Dans sa plainte déposée au printemps, Boeing reprochait à Bombardier d'avoir profité d'importantes aides financières afin d'offrir des prix jugés «dérisoires» au transporteur américain afin de décrocher une importante commande.

Delta a toujours rétorqué que le géant américain n'avait jamais été à la table des négociations pour ce contrat.

Au cours des dernières semaines, Bombardier, Delta, Québec, Ottawa, la Commission européenne ainsi que la Caisse de dépôt et placement du Québec (CDPQ) ont tous critiqué la démarche du département du Commerce dans le cadre de son enquête.

Ces intervenants exhortent Washington à abaisser ou annuler les droits compensatoires préliminaires de 220 % préalablement déterminés.

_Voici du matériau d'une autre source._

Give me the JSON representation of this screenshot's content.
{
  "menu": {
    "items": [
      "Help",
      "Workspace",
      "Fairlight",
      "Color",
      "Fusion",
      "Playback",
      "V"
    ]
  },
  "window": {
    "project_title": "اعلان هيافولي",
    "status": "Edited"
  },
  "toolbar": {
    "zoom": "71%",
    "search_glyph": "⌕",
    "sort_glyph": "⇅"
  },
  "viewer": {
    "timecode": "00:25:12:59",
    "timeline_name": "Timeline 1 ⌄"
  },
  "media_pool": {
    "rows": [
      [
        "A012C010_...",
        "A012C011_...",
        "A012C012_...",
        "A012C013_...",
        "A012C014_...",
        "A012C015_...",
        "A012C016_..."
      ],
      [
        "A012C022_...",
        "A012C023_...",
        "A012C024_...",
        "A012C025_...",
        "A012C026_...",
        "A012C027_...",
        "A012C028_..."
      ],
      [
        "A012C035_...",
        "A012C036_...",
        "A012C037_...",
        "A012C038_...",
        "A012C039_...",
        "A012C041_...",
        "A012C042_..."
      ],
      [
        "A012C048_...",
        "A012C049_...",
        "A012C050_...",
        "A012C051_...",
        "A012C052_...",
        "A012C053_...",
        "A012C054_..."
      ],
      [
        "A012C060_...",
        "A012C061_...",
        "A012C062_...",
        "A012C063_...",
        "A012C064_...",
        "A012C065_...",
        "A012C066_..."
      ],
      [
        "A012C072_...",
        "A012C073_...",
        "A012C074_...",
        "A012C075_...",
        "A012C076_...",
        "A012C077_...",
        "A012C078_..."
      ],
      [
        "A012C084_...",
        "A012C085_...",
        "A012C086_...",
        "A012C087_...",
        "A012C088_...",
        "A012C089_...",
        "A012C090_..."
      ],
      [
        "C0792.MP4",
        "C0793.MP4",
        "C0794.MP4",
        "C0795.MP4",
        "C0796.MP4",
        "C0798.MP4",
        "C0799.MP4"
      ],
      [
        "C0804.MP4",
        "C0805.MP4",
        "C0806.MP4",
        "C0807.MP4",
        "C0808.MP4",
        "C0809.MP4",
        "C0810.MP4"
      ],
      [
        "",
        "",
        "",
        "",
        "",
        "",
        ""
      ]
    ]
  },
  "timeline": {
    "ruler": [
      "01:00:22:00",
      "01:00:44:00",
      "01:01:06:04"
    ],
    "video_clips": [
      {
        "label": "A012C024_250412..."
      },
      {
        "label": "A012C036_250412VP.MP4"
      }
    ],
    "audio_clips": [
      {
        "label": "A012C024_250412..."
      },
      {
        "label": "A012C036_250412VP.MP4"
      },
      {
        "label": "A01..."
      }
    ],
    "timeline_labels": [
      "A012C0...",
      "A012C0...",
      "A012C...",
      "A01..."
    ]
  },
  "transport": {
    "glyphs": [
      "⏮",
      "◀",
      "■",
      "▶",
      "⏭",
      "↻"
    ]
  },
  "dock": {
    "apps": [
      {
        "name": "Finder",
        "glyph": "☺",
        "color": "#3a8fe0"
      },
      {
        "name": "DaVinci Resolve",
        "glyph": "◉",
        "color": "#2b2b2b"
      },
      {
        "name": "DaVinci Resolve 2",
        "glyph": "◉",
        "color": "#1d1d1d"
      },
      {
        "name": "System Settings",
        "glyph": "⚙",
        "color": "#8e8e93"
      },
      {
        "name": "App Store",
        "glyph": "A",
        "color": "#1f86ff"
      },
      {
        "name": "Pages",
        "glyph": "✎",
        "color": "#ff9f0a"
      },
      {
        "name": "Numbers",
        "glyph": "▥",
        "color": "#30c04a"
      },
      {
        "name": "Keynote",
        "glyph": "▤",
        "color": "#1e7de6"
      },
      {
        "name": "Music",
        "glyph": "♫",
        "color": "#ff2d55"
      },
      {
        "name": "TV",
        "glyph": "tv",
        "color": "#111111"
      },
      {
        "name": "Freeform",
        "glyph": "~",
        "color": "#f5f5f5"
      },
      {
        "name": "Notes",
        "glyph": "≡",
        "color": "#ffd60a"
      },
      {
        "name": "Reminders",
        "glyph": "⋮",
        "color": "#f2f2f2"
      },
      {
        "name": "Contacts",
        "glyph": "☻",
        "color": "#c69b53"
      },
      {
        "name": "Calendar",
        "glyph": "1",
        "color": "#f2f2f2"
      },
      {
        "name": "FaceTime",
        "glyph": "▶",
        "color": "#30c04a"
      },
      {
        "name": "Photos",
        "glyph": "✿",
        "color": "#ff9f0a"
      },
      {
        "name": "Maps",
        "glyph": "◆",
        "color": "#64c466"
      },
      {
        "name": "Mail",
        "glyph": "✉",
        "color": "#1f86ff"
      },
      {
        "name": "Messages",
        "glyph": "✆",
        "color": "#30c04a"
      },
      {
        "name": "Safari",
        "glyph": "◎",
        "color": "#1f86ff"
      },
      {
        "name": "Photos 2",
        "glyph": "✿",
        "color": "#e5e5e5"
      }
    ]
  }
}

Le département du Commerce doit rendre sa décision définitive dans environ un mois et la Commission du commerce international des États-Unis (ITC) devra déterminer au début de 2018 si les pratiques de Bombardier ont bel et bien porté préjudice à Boeing.

Au cours de la semaine, Boeing a également soumis d'autres arguments auprès du département du Commerce en soulevant notamment qu'aucun investisseur privé n'était au rendez-vous pour la C Series en 2015, lorsque le programme traversait d'importantes turbulences.

L'avionneur américain remet donc en question l'injection de 1 milliard US par l'État québécois pour une participation de 49,5 % dans ce programme, suggérant que cette somme constitue une subvention.

Marqué par les retards et les dépassements de coûts, le programme de la C Series, qui pesait sur les finances de Bombardier, représentait un grand risque, rappelle Boeing. Selon l'entreprise, les répondants n'ont tout simplement pas été en mesure de fournir à Washington des exemples d'investisseurs privés.

Sans verser un seul sou, Airbus détiendra 50,1 % de la société en commandite C Series. La part de Bombardier fléchira à 31 %, alors que celle de l'État québécois devrait reculer à environ 19 %.